Radioactive Elements List
Here is a detailed and comprehensive list of radioactive elements along with their atomic and mass numbers, decay modes and half lives. Here 'Beta Decay (β^-)' denotes Electron emission while Beta Decay (β⁺) denotes Positron emission.

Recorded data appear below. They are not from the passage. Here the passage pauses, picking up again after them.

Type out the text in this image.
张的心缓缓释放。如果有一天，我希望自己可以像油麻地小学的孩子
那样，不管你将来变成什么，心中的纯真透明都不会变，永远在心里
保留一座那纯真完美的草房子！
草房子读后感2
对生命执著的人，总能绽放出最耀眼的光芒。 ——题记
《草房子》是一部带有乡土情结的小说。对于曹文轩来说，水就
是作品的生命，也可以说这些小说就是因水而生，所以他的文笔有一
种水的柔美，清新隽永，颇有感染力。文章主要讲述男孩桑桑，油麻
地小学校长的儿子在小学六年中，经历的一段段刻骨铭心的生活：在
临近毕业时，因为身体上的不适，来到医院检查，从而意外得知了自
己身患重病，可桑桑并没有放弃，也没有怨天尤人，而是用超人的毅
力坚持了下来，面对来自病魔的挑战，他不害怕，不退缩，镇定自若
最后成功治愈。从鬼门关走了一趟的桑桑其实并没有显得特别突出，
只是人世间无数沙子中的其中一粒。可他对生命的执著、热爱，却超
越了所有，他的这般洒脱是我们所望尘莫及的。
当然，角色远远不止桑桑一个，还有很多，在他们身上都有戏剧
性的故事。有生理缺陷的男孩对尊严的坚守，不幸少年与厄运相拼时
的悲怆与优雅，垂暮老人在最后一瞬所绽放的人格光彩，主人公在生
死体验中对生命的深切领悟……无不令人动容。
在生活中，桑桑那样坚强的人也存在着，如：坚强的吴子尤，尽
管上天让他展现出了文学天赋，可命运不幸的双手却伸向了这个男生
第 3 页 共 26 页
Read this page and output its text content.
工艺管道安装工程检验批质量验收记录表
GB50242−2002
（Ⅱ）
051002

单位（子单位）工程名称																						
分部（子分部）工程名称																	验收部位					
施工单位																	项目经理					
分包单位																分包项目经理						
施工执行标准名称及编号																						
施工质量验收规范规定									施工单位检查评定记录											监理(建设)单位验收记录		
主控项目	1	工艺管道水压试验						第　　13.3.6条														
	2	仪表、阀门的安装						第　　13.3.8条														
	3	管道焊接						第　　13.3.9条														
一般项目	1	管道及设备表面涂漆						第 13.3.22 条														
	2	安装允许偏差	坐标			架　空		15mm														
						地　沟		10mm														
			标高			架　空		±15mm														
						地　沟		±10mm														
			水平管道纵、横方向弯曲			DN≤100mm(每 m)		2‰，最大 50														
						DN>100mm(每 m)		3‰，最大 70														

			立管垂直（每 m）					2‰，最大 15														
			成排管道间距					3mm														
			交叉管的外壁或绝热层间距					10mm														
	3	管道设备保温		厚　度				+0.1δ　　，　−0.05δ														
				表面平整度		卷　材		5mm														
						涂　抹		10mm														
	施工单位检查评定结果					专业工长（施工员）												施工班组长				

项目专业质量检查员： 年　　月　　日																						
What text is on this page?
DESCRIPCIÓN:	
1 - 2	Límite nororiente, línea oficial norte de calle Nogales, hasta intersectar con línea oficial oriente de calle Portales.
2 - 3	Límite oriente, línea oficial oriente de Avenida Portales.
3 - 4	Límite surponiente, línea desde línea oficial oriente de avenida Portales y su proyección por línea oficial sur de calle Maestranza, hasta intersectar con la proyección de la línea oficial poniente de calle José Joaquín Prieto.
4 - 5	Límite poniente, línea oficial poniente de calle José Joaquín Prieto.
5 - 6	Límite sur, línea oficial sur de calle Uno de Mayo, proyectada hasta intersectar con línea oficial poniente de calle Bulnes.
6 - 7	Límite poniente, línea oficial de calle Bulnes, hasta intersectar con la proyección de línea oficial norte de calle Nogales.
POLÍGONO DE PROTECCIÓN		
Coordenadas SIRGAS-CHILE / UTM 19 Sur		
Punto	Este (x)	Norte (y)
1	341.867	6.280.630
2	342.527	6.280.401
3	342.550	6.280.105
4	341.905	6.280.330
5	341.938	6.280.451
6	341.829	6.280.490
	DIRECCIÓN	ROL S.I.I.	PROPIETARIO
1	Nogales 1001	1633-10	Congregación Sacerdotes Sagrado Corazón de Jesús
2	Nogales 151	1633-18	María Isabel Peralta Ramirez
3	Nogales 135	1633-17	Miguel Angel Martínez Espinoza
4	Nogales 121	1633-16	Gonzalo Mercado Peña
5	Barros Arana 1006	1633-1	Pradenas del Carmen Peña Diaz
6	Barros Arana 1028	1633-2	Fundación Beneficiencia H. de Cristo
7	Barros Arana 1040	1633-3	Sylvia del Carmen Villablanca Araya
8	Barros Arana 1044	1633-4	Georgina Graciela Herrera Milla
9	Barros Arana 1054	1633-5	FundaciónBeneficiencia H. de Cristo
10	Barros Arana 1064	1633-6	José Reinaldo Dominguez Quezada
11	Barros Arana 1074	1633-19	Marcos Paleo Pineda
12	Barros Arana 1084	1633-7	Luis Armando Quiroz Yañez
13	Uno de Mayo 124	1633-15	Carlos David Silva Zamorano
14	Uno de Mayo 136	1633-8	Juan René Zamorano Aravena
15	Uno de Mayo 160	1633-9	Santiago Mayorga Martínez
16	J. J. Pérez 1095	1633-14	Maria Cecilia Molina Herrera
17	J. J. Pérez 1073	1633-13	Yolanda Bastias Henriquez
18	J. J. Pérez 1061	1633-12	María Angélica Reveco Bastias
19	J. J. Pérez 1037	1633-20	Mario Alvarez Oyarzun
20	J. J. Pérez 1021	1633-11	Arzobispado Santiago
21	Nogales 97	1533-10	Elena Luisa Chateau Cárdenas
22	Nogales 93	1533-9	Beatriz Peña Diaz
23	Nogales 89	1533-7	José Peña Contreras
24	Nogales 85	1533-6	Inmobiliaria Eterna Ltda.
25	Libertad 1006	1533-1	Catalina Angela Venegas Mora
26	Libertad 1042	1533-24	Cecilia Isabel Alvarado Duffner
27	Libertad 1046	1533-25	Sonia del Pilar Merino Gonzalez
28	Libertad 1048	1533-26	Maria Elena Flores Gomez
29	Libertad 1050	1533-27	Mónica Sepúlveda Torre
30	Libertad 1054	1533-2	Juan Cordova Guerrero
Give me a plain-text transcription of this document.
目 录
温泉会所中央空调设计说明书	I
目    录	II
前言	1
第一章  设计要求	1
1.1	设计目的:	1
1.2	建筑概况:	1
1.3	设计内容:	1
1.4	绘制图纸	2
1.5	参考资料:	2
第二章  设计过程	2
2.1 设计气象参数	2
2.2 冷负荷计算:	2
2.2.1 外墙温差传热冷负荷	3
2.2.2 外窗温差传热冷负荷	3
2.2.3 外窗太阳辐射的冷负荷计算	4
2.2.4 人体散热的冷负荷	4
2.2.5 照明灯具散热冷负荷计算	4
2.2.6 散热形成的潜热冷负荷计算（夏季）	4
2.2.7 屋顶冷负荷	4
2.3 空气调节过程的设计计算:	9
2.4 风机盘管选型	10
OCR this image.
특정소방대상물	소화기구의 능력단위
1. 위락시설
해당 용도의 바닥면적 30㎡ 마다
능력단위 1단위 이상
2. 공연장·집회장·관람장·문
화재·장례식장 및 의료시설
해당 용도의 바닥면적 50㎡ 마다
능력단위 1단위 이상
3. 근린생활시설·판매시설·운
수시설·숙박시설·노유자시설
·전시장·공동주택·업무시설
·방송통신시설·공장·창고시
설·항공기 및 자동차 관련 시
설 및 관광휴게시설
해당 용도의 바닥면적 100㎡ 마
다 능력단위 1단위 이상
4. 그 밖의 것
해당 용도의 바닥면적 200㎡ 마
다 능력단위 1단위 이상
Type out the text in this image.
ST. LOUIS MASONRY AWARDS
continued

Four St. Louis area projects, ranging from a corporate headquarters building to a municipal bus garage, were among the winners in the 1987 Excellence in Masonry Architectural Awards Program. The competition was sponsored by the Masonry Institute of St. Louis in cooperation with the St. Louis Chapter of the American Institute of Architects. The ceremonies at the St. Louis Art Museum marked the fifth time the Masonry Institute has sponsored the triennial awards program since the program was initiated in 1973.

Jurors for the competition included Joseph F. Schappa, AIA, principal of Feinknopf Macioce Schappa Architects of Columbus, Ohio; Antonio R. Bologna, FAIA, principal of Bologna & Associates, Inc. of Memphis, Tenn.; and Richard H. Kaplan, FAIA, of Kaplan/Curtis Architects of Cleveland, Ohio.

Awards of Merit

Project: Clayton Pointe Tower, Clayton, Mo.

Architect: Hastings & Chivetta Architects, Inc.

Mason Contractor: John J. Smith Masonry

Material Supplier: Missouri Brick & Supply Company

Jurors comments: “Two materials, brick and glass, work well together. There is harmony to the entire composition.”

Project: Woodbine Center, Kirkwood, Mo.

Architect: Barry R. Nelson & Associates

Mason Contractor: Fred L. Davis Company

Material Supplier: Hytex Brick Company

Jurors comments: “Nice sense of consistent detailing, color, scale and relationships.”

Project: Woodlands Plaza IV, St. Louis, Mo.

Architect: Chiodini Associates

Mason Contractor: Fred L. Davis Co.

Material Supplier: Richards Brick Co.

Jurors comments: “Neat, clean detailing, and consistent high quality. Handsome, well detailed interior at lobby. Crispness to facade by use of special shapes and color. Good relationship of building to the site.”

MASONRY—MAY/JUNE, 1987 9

Radioactive Element	Atomic Number	Atomic Mass Number	Decay Type	Half Life
Hydrogen (H)	1	3	Beta Decay (β-)	12 years
Beryllium (Be)	4	10	Beta Decay (β-)	2,700,000 years
Carbon (C)	6	14	Beta Decay (β-)	5,770 years
Calcium(Ca)	20	41	Beta Decay (β+)	100,000 years
Iron (Fe)	26	59	Beta Decay (β-)	45 days
Cobalt (Co)	27	60	Beta Decay (β-), Gamma	5 years
Nickel (Ni)	28	59	Beta Decay (β+)	80,000 years
Zinc(Zn)	30	65	Beta Decay (β-), Gamma	145 days
Selenium (Se)	34	79	Beta Decay (β-)	70,000 years
Krypton (Kr)	36	85	Beta Decay (β-), Gamma	10 years
Krypton (Kr)	36	90	Beta Decay (β-), Gamma	33 seconds
Rubidium (Rb)	37	87	Beta Decay (β-)	47 billion years
Strontium (Sr)	38	89	Beta Decay (β-)	53 days
Strontium (Sr)	38	90	Beta Decay (β-)	28 years
Yttrium (Y)	39	90	Beta Decay (β-), Gamma	64 hrs
Yttrium (Y)	39	91	Beta Decay (β-)	58 days
Zirconium (Zr)	40	93	Beta Decay (β-)	950,000 years
Zirconium (Zr)	40	95	Beta Decay (β-)	65 days
Niobium (Nb)	41	93	Gamma	4 years
Niobium (Nb)	41	95	Beta Decay (β-), Gamma	35 days
Molybdenum (Mo)	42	93	Beta Decay (β+)	10,000 years
Technetium (Tc)	43	99	Beta Decay (β-), Gamma	210,000 years
Ruthenium (Ru)	44	103	Beta Decay (β-)	40 days
Ruthenium(Ru)	44	106	Beta Decay (β-)	1 year
Palladium (Pd)	46	107	Beta Decay (β-), Gamma	7 million years
Silver (Ag)	47	110	Beta Decay (β-), Gamma	249 days
Tin (Sn)	50	126	Beta Decay (β-)	100,000 years
Antimony (Sb)	51	125	Beta Decay (β-)	2 years
Tellurium (Te)	52	127	Beta Decay (β-), Gamma	105 days
Tellurium (Te)	52	129	Beta Decay (β-)	67 minutes
Iodine (I)	53	129	Beta Decay (β-), Gamma	17.2 million years
Iodine (I)	53	131	Beta Decay (β-), Gamma	8 days
Iodine (I)	53	134	Beta Decay (β-), Gamma	52 minutes
Xenon (Xe)	54	133	Beta Decay (β-), Gamma	5 days
Xenon (Xe)	54	137	Beta Decay (β-), Gamma	4 minutes
Xenon (Xe)	54	138	Beta Decay (β-), Gamma	14 minutes
Cesium (Cs)	55	134	Beta Decay (β-), Gamma	2 years
Cesium (Cs)	55	135	Beta Decay (β-), Gamma	2 million years
Cesium (Cs)	55	137	Beta Decay (β-), Gamma	30 years
Cerium (Ce)	58	144	Beta Decay (β-)	285 days
Promethium (Pm)	61	147	Beta Decay (β-), Gamma	2 years
Europium (Eu)	63	154	Beta Decay (β-), Beta Decay (β+), Gamma	16 years
Europium (Eu)	63	155	Beta Decay (β-)	2 years
Lead (Pb)	82	210	Beta Decay (β-), Alpha	21 years
Bismuth (Bi)	83	210	Alpha	3 million years
Polonium (Po)	84	210	Alpha	138 days
Radon (Rn)	86	220	Alpha, Beta Decay (β+)	1 min
Radon (Rn)	86	222	Alpha	4 days
Radium (Ra)	88	224	Alpha	4 days
Radium (Ra)	88	225	Beta Decay (β-)	15 days
Radium (Ra)	88	226	Alpha	1,622 years
Thorium (Th)	90	228	Alpha	2 years
Thorium (Th)	90	229	Alpha	7,340 years
Thorium (Th)	90	230	Alpha	80,000 years
Thorium (Th)	90	232	Alpha	14 years
Thorium (Th)	90	234	Beta Decay (β-)	24 days
Proactinium (Pa)	91	226	Alpha, Beta Decay (β+)	2 minutes
Uranium (U)	92	233	Alpha	162,000 years
Uranium (U)	92	234	Alpha	248,000 years
Uranium (U)	92	235	Alpha	713 million years
Uranium (U)	92	236	Alpha	23.9 million years
Uranium (U)	92	238	Alpha	4.51 billion years
Neptunium (Np)	93	237	Alpha	2.2 million years
Plutonium (Pu)	94	236	Alpha	285 years
Plutonium (Pu)	94	238	Alpha	86 years
Plutonium (Pu)	94	239	Alpha	24,390 years
Plutonium (Pu)	94	240	Alpha	6,580 years
Plutonium (Pu)	94	241	Beta Decay (β-), Alpha	13 years
Plutonium (Pu)	94	242	Alpha	379,000 years
Plutonium (Pu)	94	243	Alpha	5 years
Plutonium (Pu)	94	244	Alpha	76 million years
Americium (Am)	95	241	Alpha	458 years
Americium (Am)	95	242	Beta Decay (β-), Beta Decay (β+), Alpha, Gamma	16 hours
Americium (Am)	95	243	Alpha	7,950 years
Curium (Cm)	96	242	Alpha	163 days
Curium (Cm)	96	243	Alpha	35 years
Curium (Cm)	96	244	Alpha	18 years
Curium (Cm)	96	247	Alpha	40 million years

Hope this comprehensive list of radioactive elements will be useful to you. These radioactive isotopes have a lot of applications today, ranging from medicine to atomic energy. Since these radioactive elements are harmful, burning up radioactive waste or disposing it, is difficult. Every development in science and technology brings in new developments and problems. Now, it's for us to decide, how we want to use the power of technology placed in our hands.